Three percent of the computer chips produced by a machine are defective. These computer chips are delivered to retailers in packages of 20 chips each. Assume that the chips in any package as a random sample of 20 chips from the chips produced by this machine.
(a) A package is selected randomly. What is the probability that the package will contain at least 2 defective chips? Give your answer to four decimal places. Note: At least two means 2 or more.
My attempt:
This passes most of the binomial experiment trials therefore Let $X$ be the number of defective chips. $X$ ~ $Binomial(n = 20, \theta=0.03)$
$P(X \ge 2) = 1 - P(X < 2) = 1 - (P(X = 0) + P(X = 1))$
$= 1 - \binom{20}{0}(0.03)^0(0.97)^{20} - \binom{20}{1}(0.03)^1(0.97)^{19} \approx 0.1198$
(b) We pick packages at random one by one and count how many defective chips are there in each package. If a package contains two or more defective chips, it is not considered as a good package. What is the probability that the tenth package selected is the third package containing at least two defective chips? Give your answer to four decimal places.

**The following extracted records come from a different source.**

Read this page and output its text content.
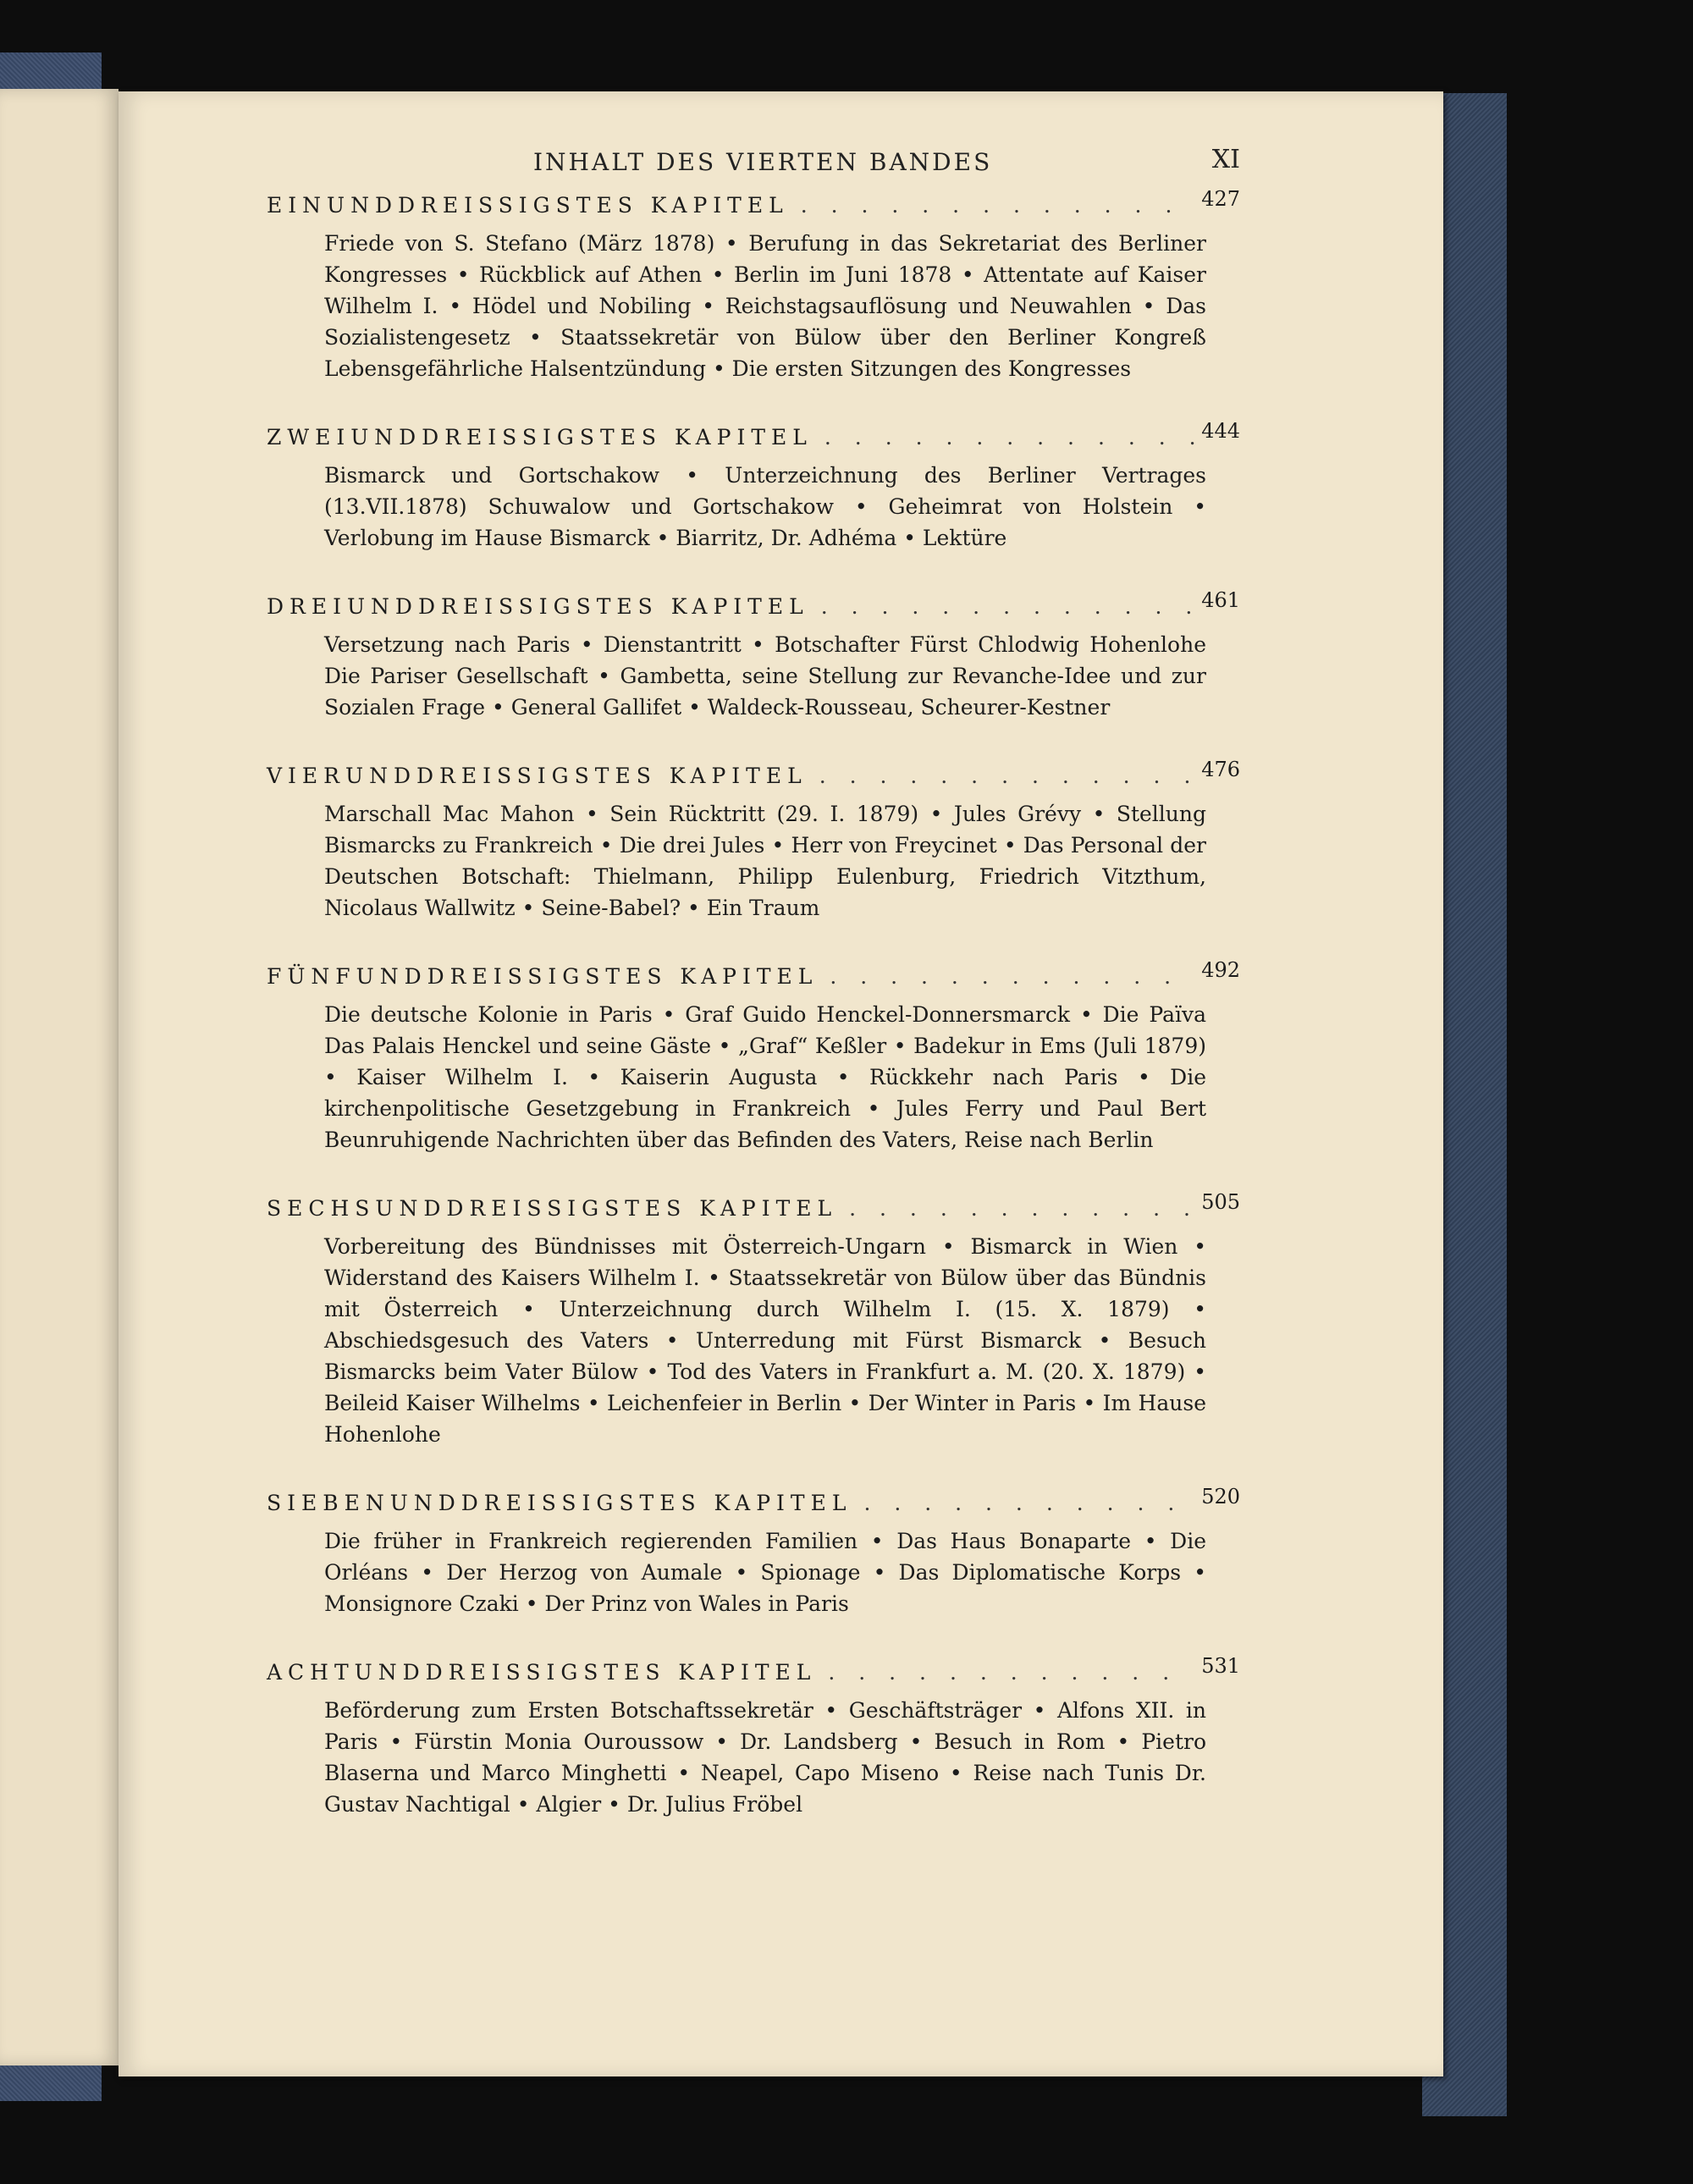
INHALT DES VIERTEN BANDES	XI
EINUNDDREISSIGSTES KAPITEL . . .	427
Friede von S. Stefano (März 1878) • Berufung in das Sekretariat des Berliner Kongresses • Rückblick auf Athen • Berlin im Juni 1878 • Attentate auf Kaiser Wilhelm I. • Hödel und Nobiling • Reichstagsauflösung und Neuwahlen • Das Sozialistengesetz • Staatssekretär von Bülow über den Berliner Kongreß Lebensgefährliche Halsentzündung • Die ersten Sitzungen des Kongresses
ZWEIUNDDREISSIGSTES KAPITEL . . .	444
Bismarck und Gortschakow • Unterzeichnung des Berliner Vertrages (13.VII.1878) Schuwalow und Gortschakow • Geheimrat von Holstein • Verlobung im Hause Bismarck • Biarritz, Dr. Adhéma • Lektüre
DREIUNDDREISSIGSTES KAPITEL . . .	461
Versetzung nach Paris • Dienstantritt • Botschafter Fürst Chlodwig Hohenlohe Die Pariser Gesellschaft • Gambetta, seine Stellung zur Revanche-Idee und zur Sozialen Frage • General Gallifet • Waldeck-Rousseau, Scheurer-Kestner
VIERUNDDREISSIGSTES KAPITEL . . .	476
Marschall Mac Mahon • Sein Rücktritt (29. I. 1879) • Jules Grévy • Stellung Bismarcks zu Frankreich • Die drei Jules • Herr von Freycinet • Das Personal der Deutschen Botschaft: Thielmann, Philipp Eulenburg, Friedrich Vitzthum, Nicolaus Wallwitz • Seine-Babel? • Ein Traum
FÜNFUNDDREISSIGSTES KAPITEL . . .	492
Die deutsche Kolonie in Paris • Graf Guido Henckel-Donnersmarck • Die Païva Das Palais Henckel und seine Gäste • „Graf“ Keßler • Badekur in Ems (Juli 1879) • Kaiser Wilhelm I. • Kaiserin Augusta • Rückkehr nach Paris • Die kirchenpolitische Gesetzgebung in Frankreich • Jules Ferry und Paul Bert Beunruhigende Nachrichten über das Befinden des Vaters, Reise nach Berlin
SECHSUNDDREISSIGSTES KAPITEL . . .	505
Vorbereitung des Bündnisses mit Österreich-Ungarn • Bismarck in Wien • Widerstand des Kaisers Wilhelm I. • Staatssekretär von Bülow über das Bündnis mit Österreich • Unterzeichnung durch Wilhelm I. (15. X. 1879) • Abschiedsgesuch des Vaters • Unterredung mit Fürst Bismarck • Besuch Bismarcks beim Vater Bülow • Tod des Vaters in Frankfurt a. M. (20. X. 1879) • Beileid Kaiser Wilhelms • Leichenfeier in Berlin • Der Winter in Paris • Im Hause Hohenlohe
SIEBENUNDDREISSIGSTES KAPITEL . . .	520
Die früher in Frankreich regierenden Familien • Das Haus Bonaparte • Die Orléans • Der Herzog von Aumale • Spionage • Das Diplomatische Korps • Monsignore Czaki • Der Prinz von Wales in Paris
ACHTUNDDREISSIGSTES KAPITEL . . .	531
Beförderung zum Ersten Botschaftssekretär • Geschäftsträger • Alfons XII. in Paris • Fürstin Monia Ouroussow • Dr. Landsberg • Besuch in Rom • Pietro Blaserna und Marco Minghetti • Neapel, Capo Miseno • Reise nach Tunis Dr. Gustav Nachtigal • Algier • Dr. Julius Fröbel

I don't get b, I'm sure we need the answer for (a) to do it, not sure how to go about it?
Attempt:
Let $Y$ be the number of good packages before the third bad package. What experiment do I use? It fits the negative binomial definition but not sure how to use it
Given a random variable $Y\sim \text{NB}(r,p)$, then $P(Y=k)$ is the probability of having $k$ successes before the $r$-th failure occurs from a sequence of independent Bernoulli trials with parameter $p$.
In this case $p=P(X<2)\approx 1-0.1198$, as you found out in part (a). The problem asks for the third failure ($r=3$) to happen on the tenth try, so $k=7$.
Hence $$ P(Y=7)=\binom{k+r-1}{k}p^k(1-p)^r=\binom{9}{7}p^7(1-p)^3\approx 36(0.8802)^7(0.1198)^3=0.0253 $$